Responsible homeowners "should" have known for quite a long time that this "house party boom" would end in tears.
Those old enough to remember the extended economic downturn in the U.S. during the 1970s will tell you that, once they get started, recessions continue for a long time. Many economists think this one will last five to ten years.
However, online advertising is more targeted, more efficient and more affordable than the established monopolist media and not nearly as likely to suffer greatly, IMHO. When this all ends, we'll be talking about how there used to be newspapers, magazines and even radio stations. How quaint.
Those old enough to remember the extended economic downturn in the U.S. during the 1970s will tell you that, once they get started, recessions continue for a long time.
One thing is certain, inflation will be the next tsunami and it will make your head spin this time.
Many economists think this one will last five to ten years.

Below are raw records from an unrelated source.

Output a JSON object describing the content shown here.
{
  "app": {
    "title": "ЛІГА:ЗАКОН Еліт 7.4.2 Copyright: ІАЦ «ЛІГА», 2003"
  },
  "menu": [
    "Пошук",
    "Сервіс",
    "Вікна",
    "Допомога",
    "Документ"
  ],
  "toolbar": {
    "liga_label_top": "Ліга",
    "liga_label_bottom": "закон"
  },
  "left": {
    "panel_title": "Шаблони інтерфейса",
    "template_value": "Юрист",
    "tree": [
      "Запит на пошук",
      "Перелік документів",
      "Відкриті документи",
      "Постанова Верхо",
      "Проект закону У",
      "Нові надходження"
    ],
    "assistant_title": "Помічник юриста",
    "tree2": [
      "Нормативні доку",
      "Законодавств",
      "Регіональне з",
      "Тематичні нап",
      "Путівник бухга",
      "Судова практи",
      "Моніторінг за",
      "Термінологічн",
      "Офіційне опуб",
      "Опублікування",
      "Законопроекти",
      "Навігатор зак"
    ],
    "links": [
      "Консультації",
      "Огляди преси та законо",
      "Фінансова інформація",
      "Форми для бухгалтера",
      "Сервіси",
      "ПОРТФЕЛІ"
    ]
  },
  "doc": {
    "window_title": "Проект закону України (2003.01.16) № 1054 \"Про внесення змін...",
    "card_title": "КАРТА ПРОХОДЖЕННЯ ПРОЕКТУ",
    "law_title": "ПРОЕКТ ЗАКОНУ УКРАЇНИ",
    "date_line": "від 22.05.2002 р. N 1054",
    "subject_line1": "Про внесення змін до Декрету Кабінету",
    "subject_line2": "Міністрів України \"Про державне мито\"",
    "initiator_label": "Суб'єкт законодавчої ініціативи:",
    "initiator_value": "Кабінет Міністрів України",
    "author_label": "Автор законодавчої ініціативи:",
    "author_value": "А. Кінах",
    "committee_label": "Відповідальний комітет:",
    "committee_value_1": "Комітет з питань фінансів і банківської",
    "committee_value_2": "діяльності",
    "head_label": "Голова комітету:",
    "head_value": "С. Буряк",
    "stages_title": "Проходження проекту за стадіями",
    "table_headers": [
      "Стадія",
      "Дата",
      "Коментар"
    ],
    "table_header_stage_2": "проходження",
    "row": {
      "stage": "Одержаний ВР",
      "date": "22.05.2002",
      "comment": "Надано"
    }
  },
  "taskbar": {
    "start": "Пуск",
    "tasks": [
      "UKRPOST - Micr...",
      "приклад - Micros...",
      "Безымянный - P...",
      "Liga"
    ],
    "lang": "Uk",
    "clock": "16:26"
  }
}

Ya right, how many of them were blindsided by this crisis? Most of them. Economists who have really valuable information don't give it away.
I think they've all popped...what else is left?..oh..gold.
But that's only the most obvious next bubble, the people who profited from the last two bubbles are already cooking up their next scheme--count on it.
an edit: I should add that there's a remote possibility that the opposite will happen, world-wide depression and deflation but my guess is that the tinkerers-in-charge will find inflation more palatable.
[edited by: OnlyToday at 3:45 pm (utc) on Oct. 17, 2008]
joined:June 3, 2007
Indeed, there was no China, no India, no Russia in the '70's.
And I suppose not one of them had that indespensable piece of equipment...the telex!
I don't suppose telephones worked then either, nor were there televisions or newspapers?
Yes, things will move faster--don't underestimate this generation.
Oh...is it this generation that lives for today and not for tomorrow? The many of this generation who have actually caused all these problems with their speculations?
Do not be surprised with the amount of new regulations these modern day snake oil sales people will be burdened, perhaps if they actually worked for a living instead of playing in a worldwide betting game all the time then society may possibly be far better off.